Roberto fez também a investigação inversa. Para o doutorado na Universidade de São Paulo (USP), em 1999, estudou os presos que cumpriam pena há mais de dez anos no Complexo do Carandiru. Concluiu que 56,9% deles passaram por abrigos quando crianças. ‘‘Isso significa que o modelo Funabem fracassou’’, resume Roberto.

A Funabem da ditadura ergueu orfanatos com uma mesma missão: afastar crianças de pais nocivos e transformá-las em cidadãos brasileiros. ‘‘Os agentes da mudança eram os policiais militares, versão da época, das atuais educadoras’’, diz Roberto.

O pesquisador paulista entende do que fala. É autor e personagem de seu estudo. Abandonado pela mãe aos cinco anos de idade, Roberto viveu onze anos na Febem paulista. Saiu, caiu no crime e terminou no Carandiru onde ficou preso por seis anos. Ali reencontrou os colegas de orfanato e decidiu dar uma guinada. Fez faculdade, se formou e virou estudioso do crime.

“Desde os 11 eu tava no tráfico. Eu vendia maconha e pó na favela. Meu pai morreu de tiro. No tráfico eu era vapor. Eu vendia. Andava armado. Passei por mais de dez abrigos. Sempre fugia, voltava para o crime. Aqui é diferente. É uma família. Nos outros o educador mudava de plantão, não tinha aquele objetivo de cuidar da pessoa, de gostar da pessoa. Aqui eu sinto que gostam. Eles cuidam com amor, não estão apenas cumprindo o trabalho, dando comida, cuidando para não fugir e pronto. Daqui eu não fugi.”
Tiago, 17 anos

O ex-traficante só aquietou no Associação Santa Clara, um sítio em Vargem Grande, bairro da zona oeste do Rio a 15 minutos da praia do Recreio, num terreno aos pés da Serra do Mar.

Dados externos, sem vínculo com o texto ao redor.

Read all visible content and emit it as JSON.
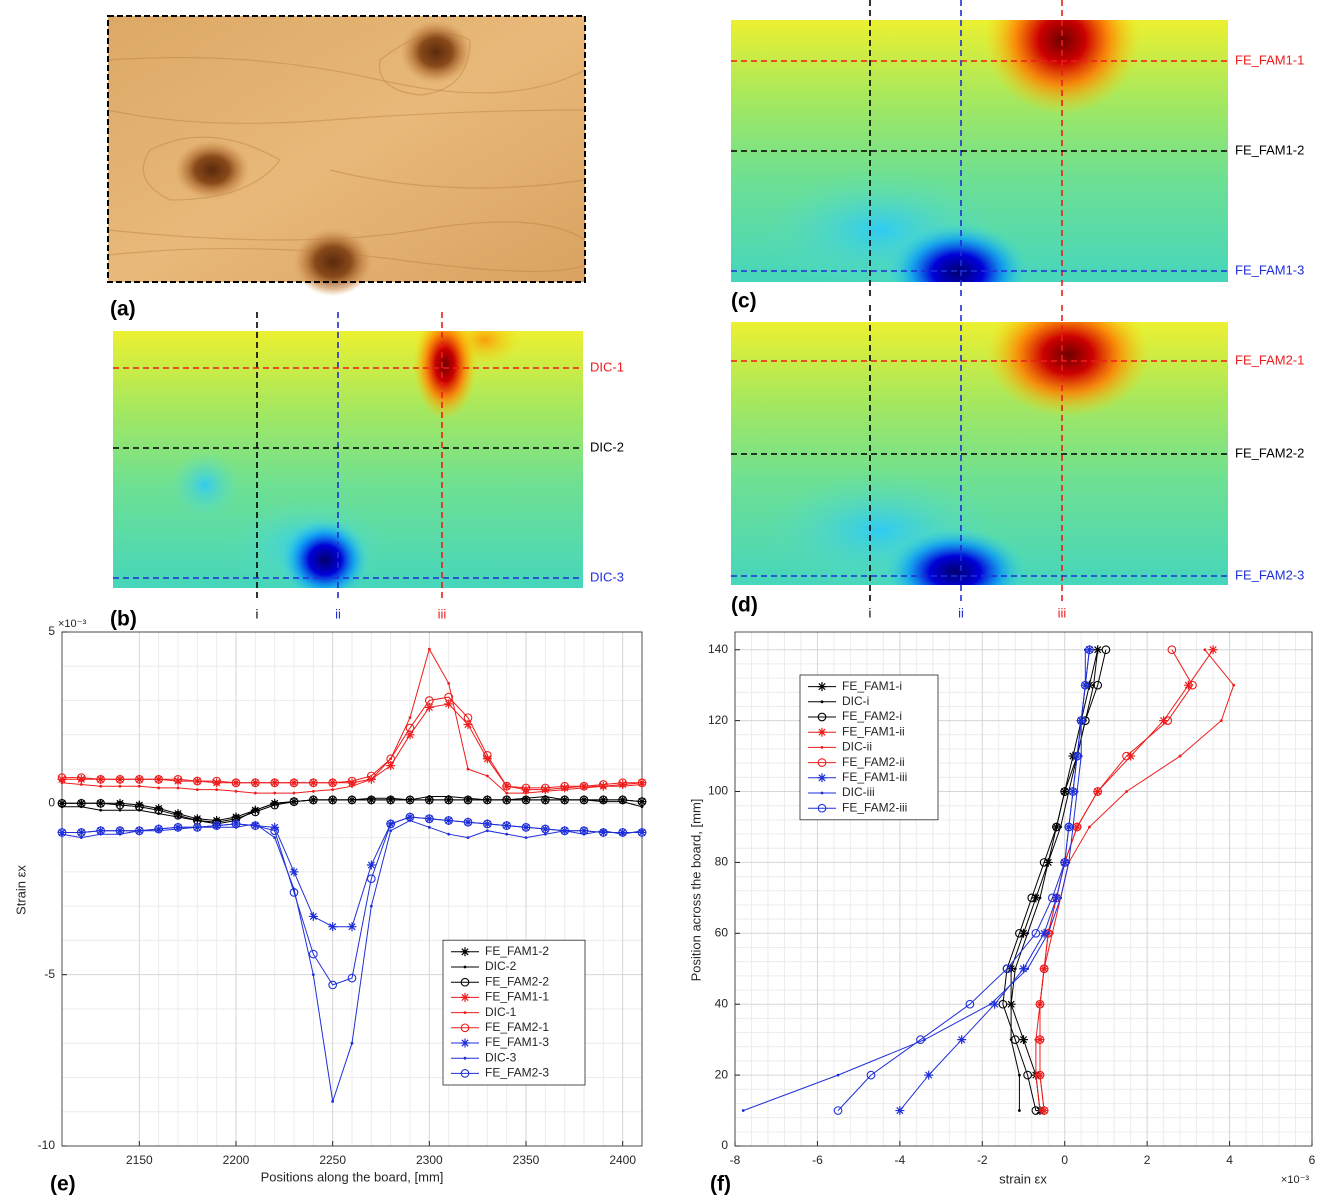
{
  "panel_a": {
    "label": "(a)"
  },
  "heatmaps": [
    {
      "label": "(b)",
      "rows": [
        "DIC-1",
        "DIC-2",
        "DIC-3"
      ],
      "columns": [
        "i",
        "ii",
        "iii"
      ]
    },
    {
      "label": "(c)",
      "rows": [
        "FE_FAM1-1",
        "FE_FAM1-2",
        "FE_FAM1-3"
      ]
    },
    {
      "label": "(d)",
      "rows": [
        "FE_FAM2-1",
        "FE_FAM2-2",
        "FE_FAM2-3"
      ],
      "columns": [
        "i",
        "ii",
        "iii"
      ]
    }
  ],
  "chart_data": [
    {
      "type": "line",
      "label": "(e)",
      "xlabel": "Positions along the board, [mm]",
      "ylabel": "Strain εx",
      "exponent": "×10⁻³",
      "xlim": [
        2110,
        2410
      ],
      "xticks": [
        2150,
        2200,
        2250,
        2300,
        2350,
        2400
      ],
      "ylim": [
        -10,
        5
      ],
      "yticks": [
        -10,
        -5,
        0,
        5
      ],
      "grid": true,
      "minor_grid": true,
      "legend": "lower right",
      "x": [
        2110,
        2120,
        2130,
        2140,
        2150,
        2160,
        2170,
        2180,
        2190,
        2200,
        2210,
        2220,
        2230,
        2240,
        2250,
        2260,
        2270,
        2280,
        2290,
        2300,
        2310,
        2320,
        2330,
        2340,
        2350,
        2360,
        2370,
        2380,
        2390,
        2400,
        2410
      ],
      "series": [
        {
          "name": "FE_FAM1-2",
          "color": "#000000",
          "marker": "asterisk",
          "values": [
            0,
            0,
            0,
            0,
            -0.05,
            -0.15,
            -0.3,
            -0.45,
            -0.5,
            -0.4,
            -0.2,
            0,
            0.05,
            0.1,
            0.1,
            0.1,
            0.1,
            0.1,
            0.1,
            0.1,
            0.1,
            0.1,
            0.1,
            0.1,
            0.1,
            0.1,
            0.1,
            0.1,
            0.1,
            0.1,
            0.05
          ]
        },
        {
          "name": "DIC-2",
          "color": "#000000",
          "marker": "dot",
          "values": [
            -0.1,
            -0.1,
            -0.2,
            -0.2,
            -0.2,
            -0.3,
            -0.4,
            -0.5,
            -0.6,
            -0.5,
            -0.2,
            0,
            0.05,
            0.1,
            0.1,
            0.1,
            0.15,
            0.15,
            0.1,
            0.2,
            0.2,
            0.15,
            0.1,
            0.1,
            0.15,
            0.2,
            0.1,
            0.1,
            0.05,
            0.05,
            -0.1
          ]
        },
        {
          "name": "FE_FAM2-2",
          "color": "#000000",
          "marker": "circle",
          "values": [
            0,
            0,
            0,
            -0.05,
            -0.1,
            -0.2,
            -0.35,
            -0.5,
            -0.55,
            -0.45,
            -0.25,
            -0.05,
            0.05,
            0.1,
            0.1,
            0.1,
            0.1,
            0.1,
            0.1,
            0.1,
            0.1,
            0.1,
            0.1,
            0.1,
            0.1,
            0.1,
            0.1,
            0.1,
            0.1,
            0.1,
            0.05
          ]
        },
        {
          "name": "FE_FAM1-1",
          "color": "#ee1c1c",
          "marker": "asterisk",
          "values": [
            0.7,
            0.7,
            0.7,
            0.7,
            0.7,
            0.7,
            0.65,
            0.65,
            0.6,
            0.6,
            0.6,
            0.6,
            0.6,
            0.6,
            0.6,
            0.6,
            0.7,
            1.1,
            2.0,
            2.8,
            2.9,
            2.3,
            1.3,
            0.5,
            0.4,
            0.4,
            0.45,
            0.5,
            0.5,
            0.55,
            0.6
          ]
        },
        {
          "name": "DIC-1",
          "color": "#ee1c1c",
          "marker": "dot",
          "values": [
            0.6,
            0.55,
            0.5,
            0.5,
            0.5,
            0.45,
            0.45,
            0.4,
            0.4,
            0.35,
            0.3,
            0.3,
            0.3,
            0.35,
            0.4,
            0.5,
            0.7,
            1.3,
            2.5,
            4.5,
            3.5,
            1.0,
            0.8,
            0.3,
            0.3,
            0.35,
            0.4,
            0.45,
            0.5,
            0.5,
            0.55
          ]
        },
        {
          "name": "FE_FAM2-1",
          "color": "#ee1c1c",
          "marker": "circle",
          "values": [
            0.75,
            0.75,
            0.7,
            0.7,
            0.7,
            0.7,
            0.7,
            0.65,
            0.65,
            0.6,
            0.6,
            0.6,
            0.6,
            0.6,
            0.6,
            0.65,
            0.8,
            1.3,
            2.2,
            3.0,
            3.1,
            2.5,
            1.4,
            0.5,
            0.45,
            0.45,
            0.5,
            0.5,
            0.55,
            0.6,
            0.6
          ]
        },
        {
          "name": "FE_FAM1-3",
          "color": "#1f2fd8",
          "marker": "asterisk",
          "values": [
            -0.85,
            -0.85,
            -0.8,
            -0.8,
            -0.8,
            -0.75,
            -0.7,
            -0.7,
            -0.65,
            -0.6,
            -0.65,
            -0.7,
            -2.0,
            -3.3,
            -3.6,
            -3.6,
            -1.8,
            -0.6,
            -0.4,
            -0.45,
            -0.5,
            -0.55,
            -0.6,
            -0.65,
            -0.7,
            -0.75,
            -0.8,
            -0.8,
            -0.85,
            -0.85,
            -0.85
          ]
        },
        {
          "name": "DIC-3",
          "color": "#1f2fd8",
          "marker": "dot",
          "values": [
            -0.9,
            -1.0,
            -0.9,
            -0.9,
            -0.8,
            -0.8,
            -0.75,
            -0.7,
            -0.7,
            -0.7,
            -0.6,
            -1.0,
            -2.5,
            -5.0,
            -8.7,
            -7.0,
            -3.0,
            -0.8,
            -0.5,
            -0.7,
            -0.9,
            -1.0,
            -0.8,
            -0.9,
            -1.0,
            -0.9,
            -0.8,
            -0.9,
            -0.8,
            -0.9,
            -0.8
          ]
        },
        {
          "name": "FE_FAM2-3",
          "color": "#1f2fd8",
          "marker": "circle",
          "values": [
            -0.85,
            -0.85,
            -0.8,
            -0.8,
            -0.8,
            -0.75,
            -0.7,
            -0.7,
            -0.65,
            -0.6,
            -0.65,
            -0.8,
            -2.6,
            -4.4,
            -5.3,
            -5.1,
            -2.2,
            -0.6,
            -0.4,
            -0.45,
            -0.5,
            -0.55,
            -0.6,
            -0.65,
            -0.7,
            -0.75,
            -0.8,
            -0.8,
            -0.85,
            -0.85,
            -0.85
          ]
        }
      ]
    },
    {
      "type": "line",
      "label": "(f)",
      "xlabel": "strain εx",
      "ylabel": "Position across the board, [mm]",
      "exponent": "×10⁻³",
      "xlim": [
        -8,
        6
      ],
      "xticks": [
        -8,
        -6,
        -4,
        -2,
        0,
        2,
        4,
        6
      ],
      "ylim": [
        0,
        145
      ],
      "yticks": [
        0,
        20,
        40,
        60,
        80,
        100,
        120,
        140
      ],
      "grid": true,
      "minor_grid": true,
      "legend": "upper left",
      "y": [
        10,
        20,
        30,
        40,
        50,
        60,
        70,
        80,
        90,
        100,
        110,
        120,
        130,
        140
      ],
      "series": [
        {
          "name": "FE_FAM1-i",
          "color": "#000000",
          "marker": "asterisk",
          "values": [
            -0.6,
            -0.7,
            -1.0,
            -1.3,
            -1.3,
            -1.0,
            -0.7,
            -0.4,
            -0.2,
            0,
            0.2,
            0.4,
            0.6,
            0.8
          ]
        },
        {
          "name": "DIC-i",
          "color": "#000000",
          "marker": "dot",
          "values": [
            -1.1,
            -1.1,
            -1.3,
            -1.3,
            -1.2,
            -0.9,
            -0.6,
            -0.4,
            -0.1,
            0.1,
            0.3,
            0.5,
            0.7,
            0.8
          ]
        },
        {
          "name": "FE_FAM2-i",
          "color": "#000000",
          "marker": "circle",
          "values": [
            -0.7,
            -0.9,
            -1.2,
            -1.5,
            -1.4,
            -1.1,
            -0.8,
            -0.5,
            -0.2,
            0,
            0.3,
            0.5,
            0.8,
            1.0
          ]
        },
        {
          "name": "FE_FAM1-ii",
          "color": "#ee1c1c",
          "marker": "asterisk",
          "values": [
            -0.5,
            -0.6,
            -0.6,
            -0.6,
            -0.5,
            -0.4,
            -0.2,
            0,
            0.3,
            0.8,
            1.6,
            2.4,
            3.0,
            3.6
          ]
        },
        {
          "name": "DIC-ii",
          "color": "#ee1c1c",
          "marker": "dot",
          "values": [
            -0.6,
            -0.7,
            -0.7,
            -0.6,
            -0.5,
            -0.3,
            -0.1,
            0.1,
            0.6,
            1.5,
            2.8,
            3.8,
            4.1,
            3.4
          ]
        },
        {
          "name": "FE_FAM2-ii",
          "color": "#ee1c1c",
          "marker": "circle",
          "values": [
            -0.5,
            -0.6,
            -0.6,
            -0.6,
            -0.5,
            -0.4,
            -0.2,
            0,
            0.3,
            0.8,
            1.5,
            2.5,
            3.1,
            2.6
          ]
        },
        {
          "name": "FE_FAM1-iii",
          "color": "#1f2fd8",
          "marker": "asterisk",
          "values": [
            -4.0,
            -3.3,
            -2.5,
            -1.7,
            -1.0,
            -0.5,
            -0.2,
            0,
            0.1,
            0.2,
            0.3,
            0.4,
            0.5,
            0.6
          ]
        },
        {
          "name": "DIC-iii",
          "color": "#1f2fd8",
          "marker": "dot",
          "values": [
            -7.8,
            -5.5,
            -3.4,
            -1.8,
            -0.9,
            -0.4,
            -0.1,
            0.1,
            0.2,
            0.3,
            0.4,
            0.4,
            0.5,
            0.5
          ]
        },
        {
          "name": "FE_FAM2-iii",
          "color": "#1f2fd8",
          "marker": "circle",
          "values": [
            -5.5,
            -4.7,
            -3.5,
            -2.3,
            -1.4,
            -0.7,
            -0.3,
            0,
            0.1,
            0.2,
            0.3,
            0.4,
            0.5,
            0.6
          ]
        }
      ]
    }
  ]
}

Tiago está ali há três anos. Virou atleta, corredor. ‘‘Aqui descobriram meu talento de fundista quando contei que vivia fugindo da polícia’’, conta o garoto, medalha de bronze no último campeonato estadual.

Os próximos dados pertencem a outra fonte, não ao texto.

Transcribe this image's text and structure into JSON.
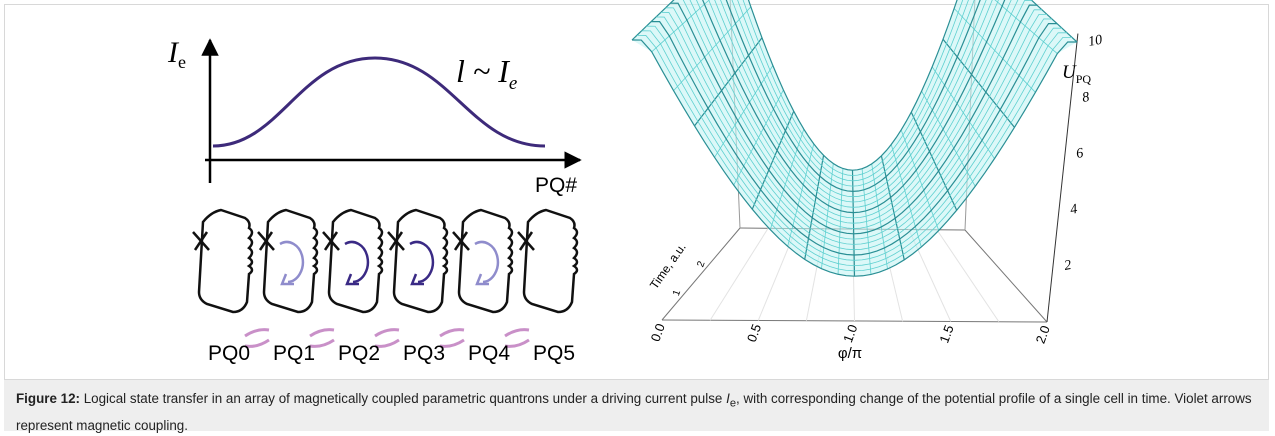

O Santa Clara nem parece um abrigo. Não há portões nem segurança. Da janela do quarto, um homem gorducho, esparramado numa poltrona não se levanta para receber as visitas. Com as mãos, manda entrar. Está com a mulher e um bando de meninos. Ela é Eliete, pedagoga e professora de literatura. Ele é Cícero, economista, ex-diretor do INAMPS nos anos 80.

Largaram tudo. Hoje cuidam de 87 crianças. Não tem conforto nem limpeza. Os quartos são bagunçados. Não há psicólogos, pediatras ou assistentes sociais, mas as crianças gargalham. ‘‘Numa casa não tem nada disso. Quando alguém precisa procura fora”, explica Cícero.

O modelo tem dado certo. ‘‘Quase 400 crianças passaram por aqui em quase 20 anos. Só 12 caíram no crime’’, conta Eliete. Sabe a história de cada menino. Chama de filhos. Eles a chamam de mãe. Têm planos de futuro. ‘‘Ter planos alivia a tristeza’’, diz Euclides, de 16 anos, um mineiro que chegou ao Rio, aos dez, escondido na carroceria de um caminhão. ‘‘Vim atrás da minha mãe. Ela disse que vinha para cá. Nunca encontrei. Tenho a foto dela dentro de mim’’.

O segredo do Santa Clara é o mesmo da OAF: é o jeito de família.

O Santa Clara tem menos recursos. Depende de convênio com o governo estadual, de caridade da vizinhança, de parcerias com organizações não-governamentais. É assim na maioria dos abrigos brasileiros.

A OAF é exceção. É quase auto-sustentável. Produz 80% dos seus recursos porque mantém fábricas de uniformes, de cadeiras escolares e gráfica.

Uma criança abrigada no Brasil custa em média entre R$ 350 e R$ 500 mensais. Na Itália, cuidar de uma criança que perdeu a família e o sorriso não sai por menos de R$ 1.500 mensais. Nos Estados Unidos o custo chega a R$ 2.000 Europeus e americanos conhecem os danos de crescer em abrigos. Vivem estudando o assunto para entender os problemas de seus órfãos. Lá são orfãos de verdade. Filhos da guerra sem pai nem mãe. Aqui são filhos da solidão e da espera. De um abandono que nunca acaba. São os nossos órfãos.

Não sou orfão. Sou esquecido na estação do trem. Fui pegar o trem com o meu pai, entrei e daí perguntei para ele, ‘‘pai posso ir lá beber água ali enquanto o trem não sai’’. Aí eu fui correndo. O trem foi embora. Eu fiquei. Fiquei três dias esperando. A polícia veio e me pegou. Não sei onde estava o trem. Nunca mais vi meu pai. O nome dele é João. Minha mãe eu nunca vi. Fiquei parado tanto tempo na estação, mas ele não voltou. Você acha que eu devia esperar mais ? Que eu vou ter pai de novo?